A Eunice Paiva que Fernanda Torres interpreta em “Ainda Estou Cá” não é a mesma que habita as páginas de Marcelo Rubens Paiva. E não é, exatamente, a mulher da vida real. Para o filme de Walter Salles, os roteiristas Murilo Hauser e Heitor Lorega criaram uma personagem própria, com pontos de conexão e de retraimento com o livro e a veras.
“Estamos desenvolvendo esse roteiro desde 2016, e em determinado momento, a Eunice do filme já não era mais a Eunice real ou a do livro. O processo foi contaminando a história”, disse a dupla na semana passada, num pausa da atarefada agenda que cumpria no Festival de Berlim. Eles colaboraram com o roteiro de “O Último Azul”, filme de Gabriel Mascaro a vencer o Urso de Prata.
“O Marcelo nos deu esse presente, de saber a Eunice, mas passamos por um processo de pesquisa e de entrevistas, para complexificá-la, quando decidimos que ela seria a protagonista do filme. Não que estivéssemos buscando um distanciamento do livro, mas queríamos uma proximidade maior com ela e também com a história do país”, afirma Hauser.
“Além de responsável, o Marcelo viveu aquilo, portanto a nossa preocupação era de ser leal às pessoas, não aos personagens. O livro foi o ponto de partida”, continua Lorega. A dupla venceu o prêmio de roteiro no Festival de Veneza pelo trabalho.
Entre os entrevistados durante o processo de escrita, estiveram os cinco filhos de Eunice, que compartilharam suas visões sobre quem era a advogada e ativista pelos direitos humanos, morta em 2018.
Antes de trabalhar com Salles, Hauser e Lorega já haviam emprestado a pena para outro nome importante do cinema brasiliano, Karim Aïnouz. Ambos ajudaram a elaborar o roteiro do documentário “Nauta das Montanhas”, em que o cearense recupera a história de sua família. Hauser também adaptou “A Vida Invisível de Eurídice Gusmão”, que em sua versão cinematográfica venceu o prêmio da mostra Um Notório Olhar, em Cannes.
No set, eles tinham a companhia de outros roteiristas proeminentes, Salles e Fernanda Torres. O cineasta tem créditos em textos de alguns de seus filmes –porquê “Terreno em Transe” e “Abril Despedaçado”– e também em obras de outros diretores. A atriz, além de livros publicados, se envolveu na escrita de “Termo” e “O Pensamento”, entre outros.
A troca com eles era permanente, contam Hauser e Lorega.

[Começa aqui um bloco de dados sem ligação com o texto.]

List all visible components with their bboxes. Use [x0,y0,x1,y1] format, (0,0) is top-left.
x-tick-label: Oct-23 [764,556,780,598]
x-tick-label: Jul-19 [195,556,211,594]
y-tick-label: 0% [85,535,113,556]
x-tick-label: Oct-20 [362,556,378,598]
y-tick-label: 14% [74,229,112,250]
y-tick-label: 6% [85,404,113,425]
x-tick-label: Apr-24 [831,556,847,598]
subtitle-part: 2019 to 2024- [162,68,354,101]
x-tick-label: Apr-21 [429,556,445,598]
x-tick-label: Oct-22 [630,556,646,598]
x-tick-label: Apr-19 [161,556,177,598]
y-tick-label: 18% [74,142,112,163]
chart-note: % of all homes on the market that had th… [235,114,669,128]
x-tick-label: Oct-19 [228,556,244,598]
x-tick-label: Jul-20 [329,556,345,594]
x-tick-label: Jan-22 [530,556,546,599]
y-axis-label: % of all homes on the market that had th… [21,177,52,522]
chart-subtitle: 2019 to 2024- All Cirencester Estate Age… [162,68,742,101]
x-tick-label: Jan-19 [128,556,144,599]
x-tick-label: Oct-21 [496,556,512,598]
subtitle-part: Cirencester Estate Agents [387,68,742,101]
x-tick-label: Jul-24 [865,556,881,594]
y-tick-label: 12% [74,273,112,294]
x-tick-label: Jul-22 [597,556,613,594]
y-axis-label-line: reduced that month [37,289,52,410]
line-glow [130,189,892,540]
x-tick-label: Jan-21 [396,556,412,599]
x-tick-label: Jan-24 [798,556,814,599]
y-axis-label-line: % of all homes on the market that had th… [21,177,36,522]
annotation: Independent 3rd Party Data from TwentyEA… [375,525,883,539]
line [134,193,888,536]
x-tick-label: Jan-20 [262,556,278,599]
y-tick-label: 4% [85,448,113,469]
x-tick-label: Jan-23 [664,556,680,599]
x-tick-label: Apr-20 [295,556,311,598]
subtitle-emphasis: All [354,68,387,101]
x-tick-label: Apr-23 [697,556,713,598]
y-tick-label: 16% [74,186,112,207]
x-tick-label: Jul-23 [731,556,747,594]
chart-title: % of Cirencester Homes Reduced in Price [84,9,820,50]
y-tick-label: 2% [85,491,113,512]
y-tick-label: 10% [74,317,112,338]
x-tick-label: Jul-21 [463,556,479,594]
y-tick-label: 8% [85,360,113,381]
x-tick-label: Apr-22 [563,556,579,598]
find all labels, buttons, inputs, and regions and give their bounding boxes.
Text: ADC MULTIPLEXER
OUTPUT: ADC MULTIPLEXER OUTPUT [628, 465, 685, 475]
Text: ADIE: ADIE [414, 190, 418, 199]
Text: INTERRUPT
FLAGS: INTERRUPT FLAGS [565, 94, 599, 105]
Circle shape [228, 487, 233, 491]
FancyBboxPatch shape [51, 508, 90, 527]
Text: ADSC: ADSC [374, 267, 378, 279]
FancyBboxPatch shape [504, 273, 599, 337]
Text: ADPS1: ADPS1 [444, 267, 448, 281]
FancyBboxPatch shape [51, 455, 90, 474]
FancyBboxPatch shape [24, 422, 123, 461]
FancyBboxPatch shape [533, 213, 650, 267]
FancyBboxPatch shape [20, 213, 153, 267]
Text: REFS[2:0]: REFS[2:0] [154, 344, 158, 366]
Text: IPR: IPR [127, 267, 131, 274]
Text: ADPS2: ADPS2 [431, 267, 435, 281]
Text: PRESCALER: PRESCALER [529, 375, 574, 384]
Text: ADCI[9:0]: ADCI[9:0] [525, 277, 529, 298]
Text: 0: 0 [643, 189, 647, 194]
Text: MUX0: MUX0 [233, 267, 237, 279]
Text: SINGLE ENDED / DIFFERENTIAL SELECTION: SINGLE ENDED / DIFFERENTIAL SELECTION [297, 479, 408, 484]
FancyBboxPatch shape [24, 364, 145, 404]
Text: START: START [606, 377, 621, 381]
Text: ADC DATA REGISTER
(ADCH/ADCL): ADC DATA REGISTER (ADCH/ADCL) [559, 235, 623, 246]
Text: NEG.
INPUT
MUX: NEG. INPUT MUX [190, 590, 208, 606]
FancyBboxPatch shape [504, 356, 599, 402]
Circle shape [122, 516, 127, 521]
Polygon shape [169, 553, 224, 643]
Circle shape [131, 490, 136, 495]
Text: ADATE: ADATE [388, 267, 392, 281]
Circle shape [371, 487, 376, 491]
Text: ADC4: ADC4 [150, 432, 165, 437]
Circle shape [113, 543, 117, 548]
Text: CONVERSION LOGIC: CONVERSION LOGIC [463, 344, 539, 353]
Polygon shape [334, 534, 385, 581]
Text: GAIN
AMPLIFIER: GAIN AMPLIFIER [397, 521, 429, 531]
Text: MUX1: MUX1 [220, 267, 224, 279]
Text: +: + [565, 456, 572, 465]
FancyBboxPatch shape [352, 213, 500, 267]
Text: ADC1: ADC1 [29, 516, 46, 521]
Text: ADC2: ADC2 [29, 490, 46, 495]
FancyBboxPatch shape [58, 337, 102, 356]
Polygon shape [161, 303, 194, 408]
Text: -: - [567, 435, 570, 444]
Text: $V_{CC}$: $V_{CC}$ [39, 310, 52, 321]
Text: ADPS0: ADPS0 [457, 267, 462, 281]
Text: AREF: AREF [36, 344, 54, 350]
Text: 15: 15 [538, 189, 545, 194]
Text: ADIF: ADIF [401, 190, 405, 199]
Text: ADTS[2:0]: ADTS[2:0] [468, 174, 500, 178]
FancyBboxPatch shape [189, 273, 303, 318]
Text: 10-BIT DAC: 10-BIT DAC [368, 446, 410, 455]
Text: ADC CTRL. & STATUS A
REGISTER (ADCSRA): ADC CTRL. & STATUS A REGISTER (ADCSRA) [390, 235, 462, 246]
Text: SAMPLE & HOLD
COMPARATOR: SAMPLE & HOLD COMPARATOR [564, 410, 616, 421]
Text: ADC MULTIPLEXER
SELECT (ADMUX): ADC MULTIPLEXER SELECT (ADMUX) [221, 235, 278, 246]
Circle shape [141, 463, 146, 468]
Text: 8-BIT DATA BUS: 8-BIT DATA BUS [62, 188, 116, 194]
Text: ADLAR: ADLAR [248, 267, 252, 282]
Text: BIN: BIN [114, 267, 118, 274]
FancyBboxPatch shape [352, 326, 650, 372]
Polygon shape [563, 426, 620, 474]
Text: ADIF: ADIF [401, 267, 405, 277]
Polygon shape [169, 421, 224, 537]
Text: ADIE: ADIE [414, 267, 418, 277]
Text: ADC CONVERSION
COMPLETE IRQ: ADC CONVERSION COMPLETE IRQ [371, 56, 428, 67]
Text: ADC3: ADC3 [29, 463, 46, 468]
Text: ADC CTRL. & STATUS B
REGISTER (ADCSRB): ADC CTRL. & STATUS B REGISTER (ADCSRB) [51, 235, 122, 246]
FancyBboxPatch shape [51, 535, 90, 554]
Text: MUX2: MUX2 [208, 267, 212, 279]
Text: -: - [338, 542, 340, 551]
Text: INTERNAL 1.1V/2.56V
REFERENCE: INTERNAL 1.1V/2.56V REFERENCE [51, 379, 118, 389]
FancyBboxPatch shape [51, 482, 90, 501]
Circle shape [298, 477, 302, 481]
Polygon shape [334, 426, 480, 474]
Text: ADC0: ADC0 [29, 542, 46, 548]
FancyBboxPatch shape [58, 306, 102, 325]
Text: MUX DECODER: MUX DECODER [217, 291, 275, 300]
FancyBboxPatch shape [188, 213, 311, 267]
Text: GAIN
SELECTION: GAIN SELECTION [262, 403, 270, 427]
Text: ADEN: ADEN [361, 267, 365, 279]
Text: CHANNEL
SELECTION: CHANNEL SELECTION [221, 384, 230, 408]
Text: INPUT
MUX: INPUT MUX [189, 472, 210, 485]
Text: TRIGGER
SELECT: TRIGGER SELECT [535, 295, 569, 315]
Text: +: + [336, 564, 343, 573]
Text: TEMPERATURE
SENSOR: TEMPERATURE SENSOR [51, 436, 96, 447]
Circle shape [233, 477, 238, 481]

A dupla compara o processo de desenvolvimento ao de uma companhia de teatro, extremamente colaborativo, e dizem que foram convidados por Salles a seguir todos os dias de set de filmagem, muito porquê a lanço de montagem de “Ainda Estou Cá” –normalmente, os roteiristas se afastam da produção depois de entregar o texto.
Falar com os herdeiros de Eunice também foi importante para costurar a trilha sonora. Os roteiristas contam que tinham pouco tempo para apresentar todos os cinco filhos ao público e, por isso, recorreram a músicas que ajudaram a entender a personalidade de cada um.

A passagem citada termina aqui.